A. African American and African Diaspora Studies has always been interdisciplinary. It includes social sciences and humanities. In the past the social sciences have been predominant and after 2020 people will certainly consider this area with concerns about social justice and an interest in the Black Lives Matter movement.

But we mustn’t forget that rights movements are also driven by culture – music, posters, and other visual documentation. If you really look at social justice, activism, all kinds of political movements, and even studying people’s lives, you will come across literature, music and the visual. We have a great group of professors who work in all of these areas and understand their interrelationships.

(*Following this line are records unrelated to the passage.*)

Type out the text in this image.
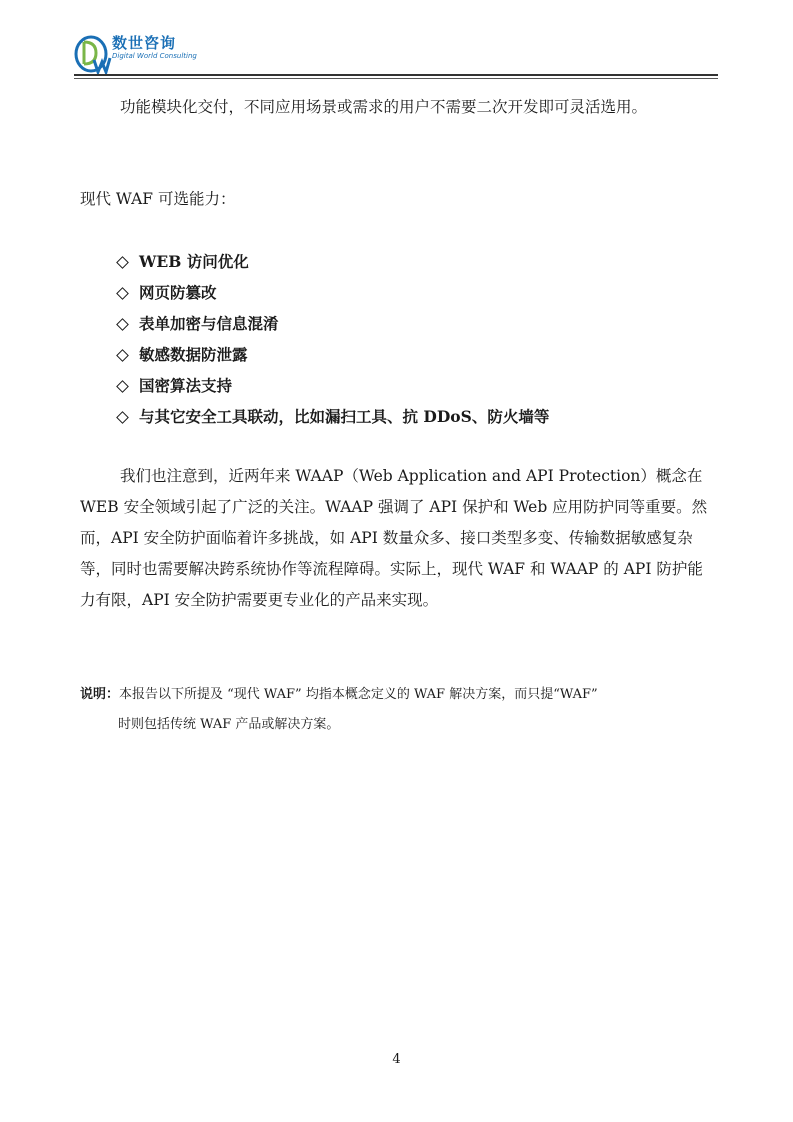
数世咨询
Digital World Consulting

功能模块化交付，不同应用场景或需求的用户不需要二次开发即可灵活选用。

现代 WAF 可选能力：

WEB 访问优化
网页防篡改
表单加密与信息混淆
敏感数据防泄露
国密算法支持
与其它安全工具联动，比如漏扫工具、抗 DDoS、防火墙等

我们也注意到，近两年来 WAAP（Web Application and API Protection）概念在 WEB 安全领域引起了广泛的关注。WAAP 强调了 API 保护和 Web 应用防护同等重要。然而，API 安全防护面临着许多挑战，如 API 数量众多、接口类型多变、传输数据敏感复杂等，同时也需要解决跨系统协作等流程障碍。实际上，现代 WAF 和 WAAP 的 API 防护能力有限，API 安全防护需要更专业化的产品来实现。

说明：本报告以下所提及 “现代 WAF” 均指本概念定义的 WAF 解决方案，而只提“WAF”
时则包括传统 WAF 产品或解决方案。
4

For example, GSAPP professor Mabel O. Wilson, who co-curated the exhibition Reconstructions: Architecture and Blackness in America at the Museum of Modern Art in New York at the beginning of 2021, along with many other projects, Vincent Scully Prize. You could say that architecture is only about buildings, but Mabel’s work shows that it is so much more.

This discipline looks at these important movements of people and culture, but not only in terms of social justice and social problems, as African American life has often been viewed. We are taking a broader approach to exposing the inequalities in life and advancing the arts sheds light on this expansive approach.

Q. What impact is the department expected to have on Harlem and Morningside Heights?

A. Since our establishment by Manning Marable in 1993 as the Institute for Research in African-American Studies, we have had an urban focus and cooperate with our neighbors. I want the community to be able to use all of the department’s offers. This year our entire program is online which allows us to reach so much more people looking for this type of content. And we continue to work with local organizations.

Another Mellon-sponsored program I lead is Black Curators Matter: An Oral History Project, which we run in partnership with the Columbia Center for Oral History Research. We create oral stories with six curators who were and are still active from the 1970s to the early 2000s. These are stories that arose from the current strong interest in visual artists from Africa and the African diaspora. We never want to forget the curators who worked tirelessly to bring this art to us. They were like the bridge between 1960s activism and what we see today in relation to so many black people working in museums. That was unknown in the 1970s, 1980s, and even the 1990s and 2000s.

We are cooperating with a number of institutions on this project, including the Schomburg Center for Research in Black Culture in Harlem. Since this is an oral history project, much of it is being recorded and placed in libraries, but there is a public component that will be happening over the next year and a half. It is also an intergenerational dialogue; For example, one of the dialogues is between Lowery Stokes Sims, who was the first black curator at the Metropolitan Museum of Art in New York from 1974, and Ashley James (CC’09), who is the first full-time black curator at the Guggenheim Museum in New York where it was hired in 2019. Many blacks in the New York art world are Columbia graduates, including the Whitney Museum of Art curator Rujeko Hockley (CC’05) and MoMA curator Thomas Lax (GSAS’2013) who are also part of the Black Curators Matter project .

Q. What do you wish for the future of the department?

A. So that we can grow, not only does the faculty grow, but also the subject and student interest. We want to be a point of contact for students. We hope the rest of the university – as well as the entire Columbia community and our surrounding neighborhood – will come to terms with these stories of African American and African diaspora culture. We hope to serve all of these populations – especially at this challenging time when so many of us are threatened in so many ways – by developing our events, programs, teaching, research and visibility.